36. We understand Dr E felt her father should have been monitored more frequently and it must have been upsetting finding out her father had a cardiac arrest. The RCP guidance states that high dependency care is only required for patients with a NEWS score of seven or more. The NEWS charts document scores of two to four from 11 May 2023 up until the cardiac arrest in the early hours of the 14 May 2023. The observations were measured and recorded four hourly during this time which was in line with RCP guidance. We have seen no evidence to suggest Mr U’s blood pressure, heart rate and oxygen were not monitored. The NEWS scores confirm that Mr U did not require continuous monitoring or transfer to a high dependency area. We have seen no indication that we need to consider this further at detailed investigation.

Issue 4- lack of care and staff

37. GMC good medical practice says a doctor must promptly provide or arrange suitable advice, investigations or treatment where necessary.

38. Mr U was first reviewed by a consultant physician in ED on 10 May 2023 at 7.50pm. The consultant noted that he was in severe pain. The investigation results were reviewed. A diagnosis of chest wall trauma (injury), pneumonia and an accidental fall was made. The plan was to give treatment with pain relief, oxygen, antibiotics, and to undertake further investigations including a CT scan of the thorax (chest and lungs).

39. A CT scan was undertaken and the result was reviewed at 12.43am on 11 May 2023. The scan reported scapula fracture, fracture of two left ribs and one right rib, a right pleural effusion (fluid around the lung) and collapse of the lower lobe of the right lung. The Trust’s doctor who reviewed the scan result sought advice on the findings from the orthopaedic and thoracic surgery teams. This assessment and treatment plan were in line with GMC good medical practice.

40. NICE guideline pneumonia (community- acquired): antimicrobial prescribing NG138, 16 September 2019 refers to the choices of antibiotic to treat the patient. The Trust used a combination of two antibiotics (coamoxiclav and doxycycline) both of which are recommended in the NICE guidance.

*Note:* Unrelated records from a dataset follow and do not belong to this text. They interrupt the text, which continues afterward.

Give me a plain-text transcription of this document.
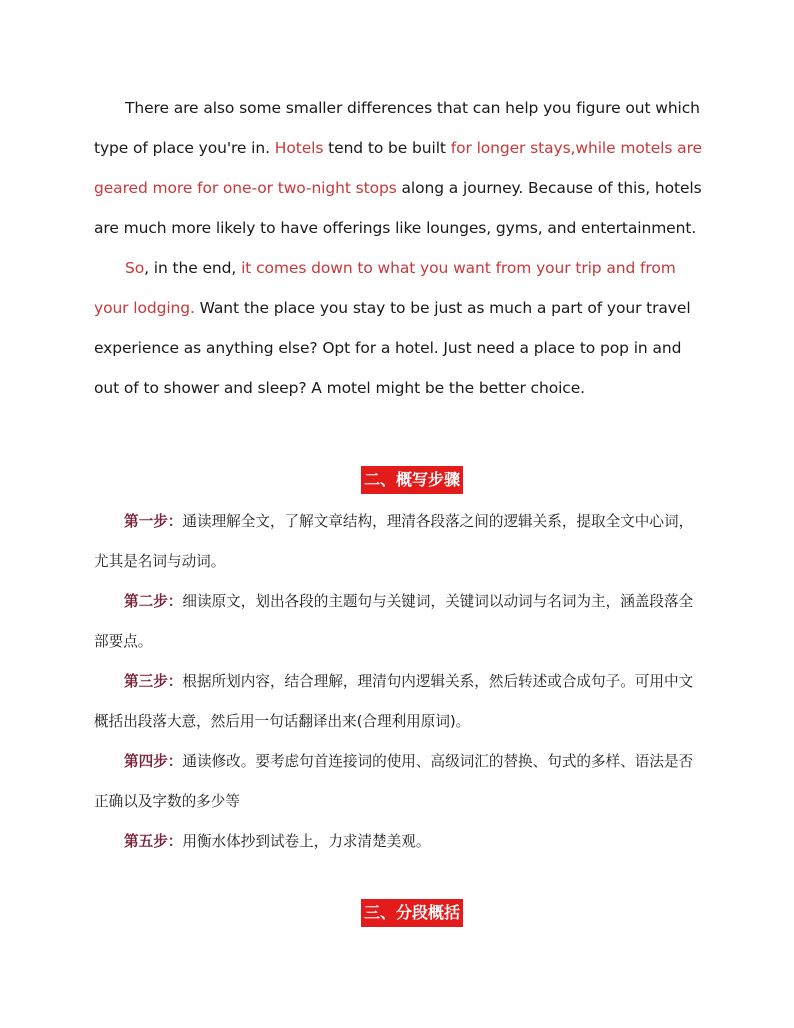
There are also some smaller differences that can help you figure out which type of place you're in. Hotels tend to be built for longer stays,while motels are geared more for one-or two-night stops along a journey. Because of this, hotels are much more likely to have offerings like lounges, gyms, and entertainment.

So, in the end, it comes down to what you want from your trip and from your lodging. Want the place you stay to be just as much a part of your travel experience as anything else? Opt for a hotel. Just need a place to pop in and out of to shower and sleep? A motel might be the better choice.

二、概写步骤

第一步：通读理解全文，了解文章结构，理清各段落之间的逻辑关系，提取全文中心词，尤其是名词与动词。

第二步：细读原文，划出各段的主题句与关键词，关键词以动词与名词为主，涵盖段落全部要点。

第三步：根据所划内容，结合理解，理清句内逻辑关系，然后转述或合成句子。可用中文概括出段落大意，然后用一句话翻译出来(合理利用原词)。

第四步：通读修改。要考虑句首连接词的使用、高级词汇的替换、句式的多样、语法是否正确以及字数的多少等

第五步：用衡水体抄到试卷上，力求清楚美观。

三、分段概括
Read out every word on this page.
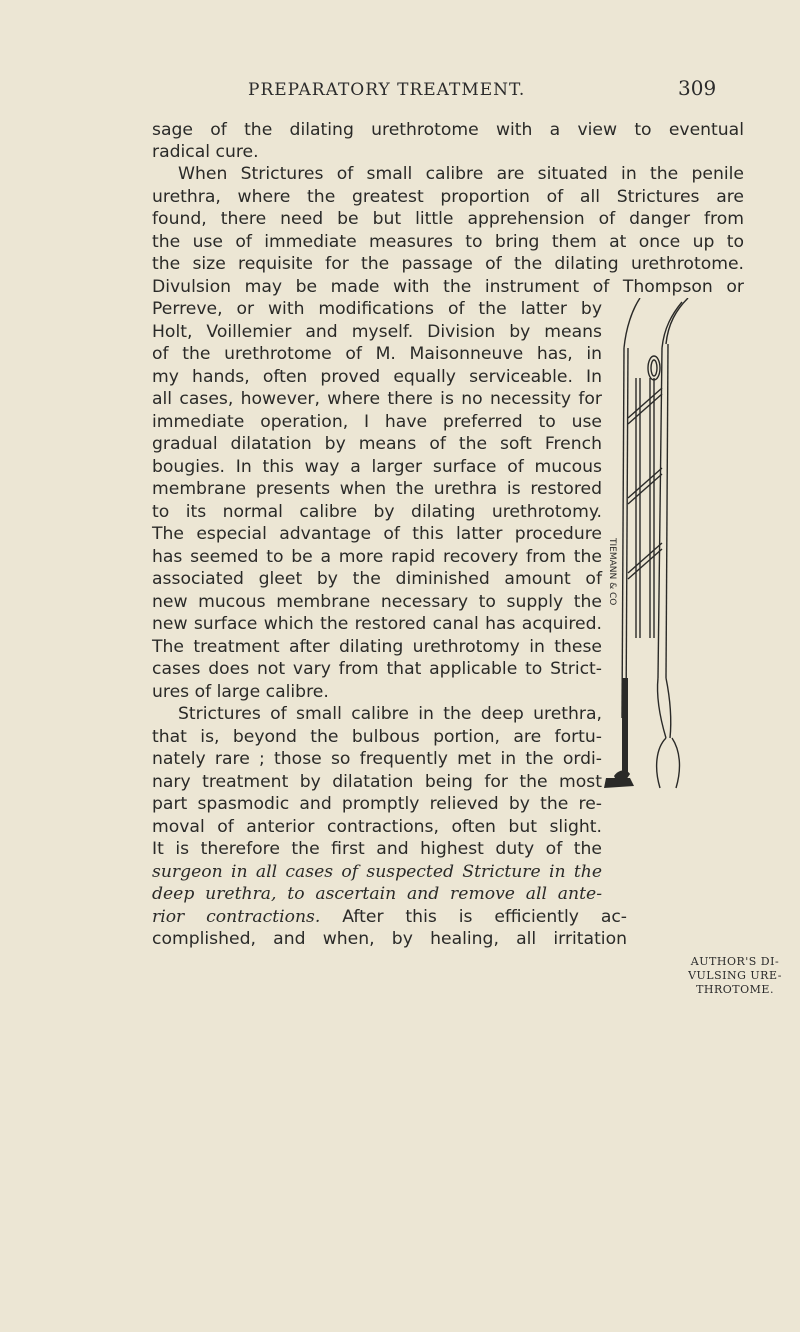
PREPARATORY TREATMENT.	309
sage of the dilating urethrotome with a view to eventual
radical cure.
When Strictures of small calibre are situated in the penile
urethra, where the greatest proportion of all Strictures are
found, there need be but little apprehension of danger from
the use of immediate measures to bring them at once up to
the size requisite for the passage of the dilating urethrotome.
Divulsion may be made with the instrument of Thompson or
Perreve, or with modifications of the latter by
Holt, Voillemier and myself. Division by means
of the urethrotome of M. Maisonneuve has, in
my hands, often proved equally serviceable. In
all cases, however, where there is no necessity for
immediate operation, I have preferred to use
gradual dilatation by means of the soft French
bougies. In this way a larger surface of mucous
membrane presents when the urethra is restored
to its normal calibre by dilating urethrotomy.
The especial advantage of this latter procedure
has seemed to be a more rapid recovery from the
associated gleet by the diminished amount of
new mucous membrane necessary to supply the
new surface which the restored canal has acquired.
The treatment after dilating urethrotomy in these
cases does not vary from that applicable to Strict-
ures of large calibre.
Strictures of small calibre in the deep urethra,
that is, beyond the bulbous portion, are fortu-
nately rare ; those so frequently met in the ordi-
nary treatment by dilatation being for the most
part spasmodic and promptly relieved by the re-
moval of anterior contractions, often but slight.
It is therefore the first and highest duty of the
surgeon in all cases of suspected Stricture in the
deep urethra, to ascertain and remove all ante-
rior contractions. After this is efficiently ac-
complished, and when, by healing, all irritation
TIEMANN & CO
AUTHOR'S DI-
VULSING URE-
THROTOME.
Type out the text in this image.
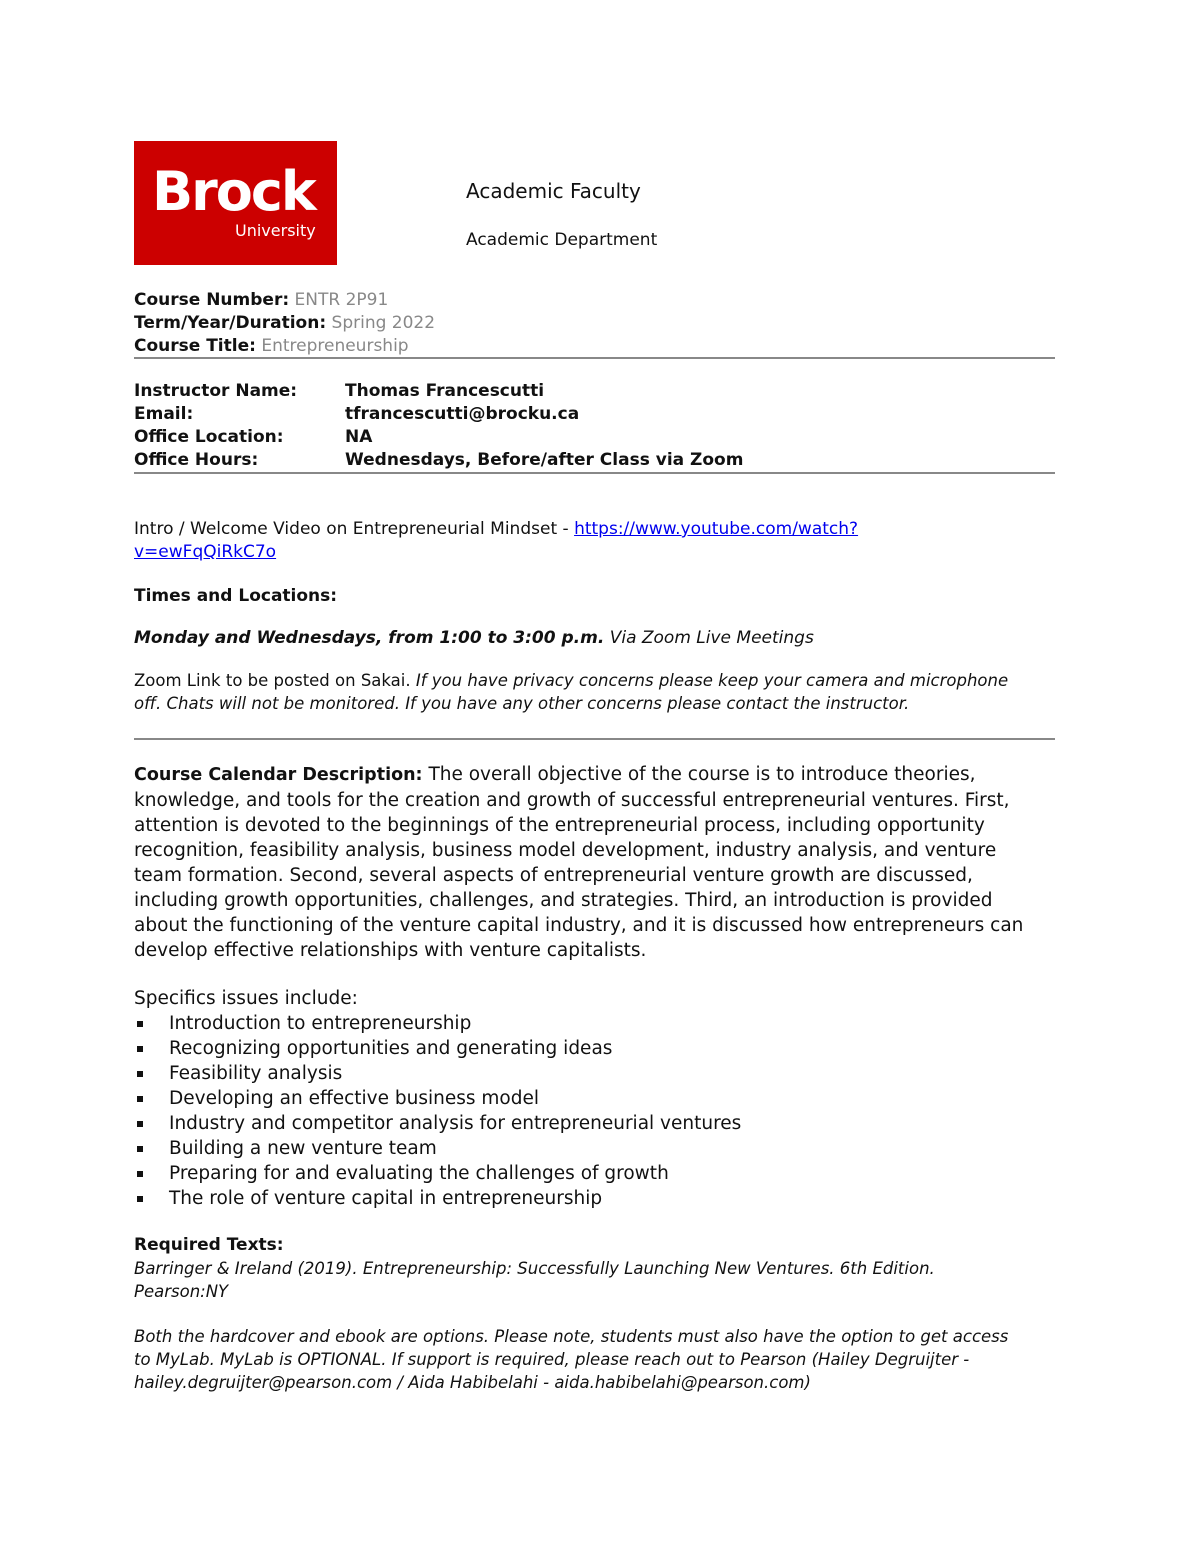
Brock
University
Academic Faculty
Academic Department
Course Number: ENTR 2P91
Term/Year/Duration: Spring 2022
Course Title: Entrepreneurship
Instructor Name:	Thomas Francescutti
Email:	tfrancescutti@brocku.ca
Office Location:	NA
Office Hours:	Wednesdays, Before/after Class via Zoom
Intro / Welcome Video on Entrepreneurial Mindset - https://www.youtube.com/watch?
v=ewFqQiRkC7o
Times and Locations:
Monday and Wednesdays, from 1:00 to 3:00 p.m. Via Zoom Live Meetings
Zoom Link to be posted on Sakai. If you have privacy concerns please keep your camera and microphone off. Chats will not be monitored. If you have any other concerns please contact the instructor.
Course Calendar Description: The overall objective of the course is to introduce theories, knowledge, and tools for the creation and growth of successful entrepreneurial ventures. First, attention is devoted to the beginnings of the entrepreneurial process, including opportunity recognition, feasibility analysis, business model development, industry analysis, and venture team formation. Second, several aspects of entrepreneurial venture growth are discussed, including growth opportunities, challenges, and strategies. Third, an introduction is provided about the functioning of the venture capital industry, and it is discussed how entrepreneurs can develop effective relationships with venture capitalists.
Specifics issues include:
Introduction to entrepreneurship
Recognizing opportunities and generating ideas
Feasibility analysis
Developing an effective business model
Industry and competitor analysis for entrepreneurial ventures
Building a new venture team
Preparing for and evaluating the challenges of growth
The role of venture capital in entrepreneurship
Required Texts:
Barringer & Ireland (2019). Entrepreneurship: Successfully Launching New Ventures. 6th Edition. Pearson:NY
Both the hardcover and ebook are options. Please note, students must also have the option to get access to MyLab. MyLab is OPTIONAL. If support is required, please reach out to Pearson (Hailey Degruijter - hailey.degruijter@pearson.com / Aida Habibelahi - aida.habibelahi@pearson.com)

41. We understand it must have been a very stressful and upsetting time for Mr U’s family when he was admitted to hospital and when they found out Mr U had a cardiac arrest. From the information provided, it appears that the medical professionals involved in Mr U’s care assessed and treated him in line with GMC, RCP and NICE guidance as outlined in this statement. We appreciate the additional strain on a Mr U’s family during this time. From review of the medical records relating to the complaint parts we have discussed above, there are no indications of any lack of care or lack of staff. We have seen no indication that we need to consider this further at detailed investigation.

42. We have decided not to consider this complaint further at detailed investigation. We have not seen an indication that anything went wrong in the care provided. Our decision is not made without recognition of the distressing events.

43. We are sorry to hear about the events that led to Dr E’s complaint. We understand this has been an upsetting time. We are sorry to hear about Mr U’s death. We appreciate it must have been difficult witnessing her father in hospital.

44. We do log all the complaints we receive. This means, if we receive a similar complaint about the same organisation or see a pattern from a number of complaints, we may raise this with the organisation in future. We will log this complaint, so we have a record of it if we do receive any similar complaints. We hope this reassures Dr E that she did the right thing by bringing her complaint to us.

Our Decision

1. We have carefully considered Dr E’s complaint about her father’s care, Mr U, provided by University Hospitals of North Midlands NHS Trust (the Trust). We are sorry to hear about the events that led to Dr E’s complaint. We understand this has been an upsetting time. We are sorry to hear about Mr U’s death. We appreciate it must have been difficult witnessing her father in hospital.

2. We have decided not to consider this complaint further at detailed investigation. We have seen no indication that anything went seriously wrong. We have set out our decision within this statement.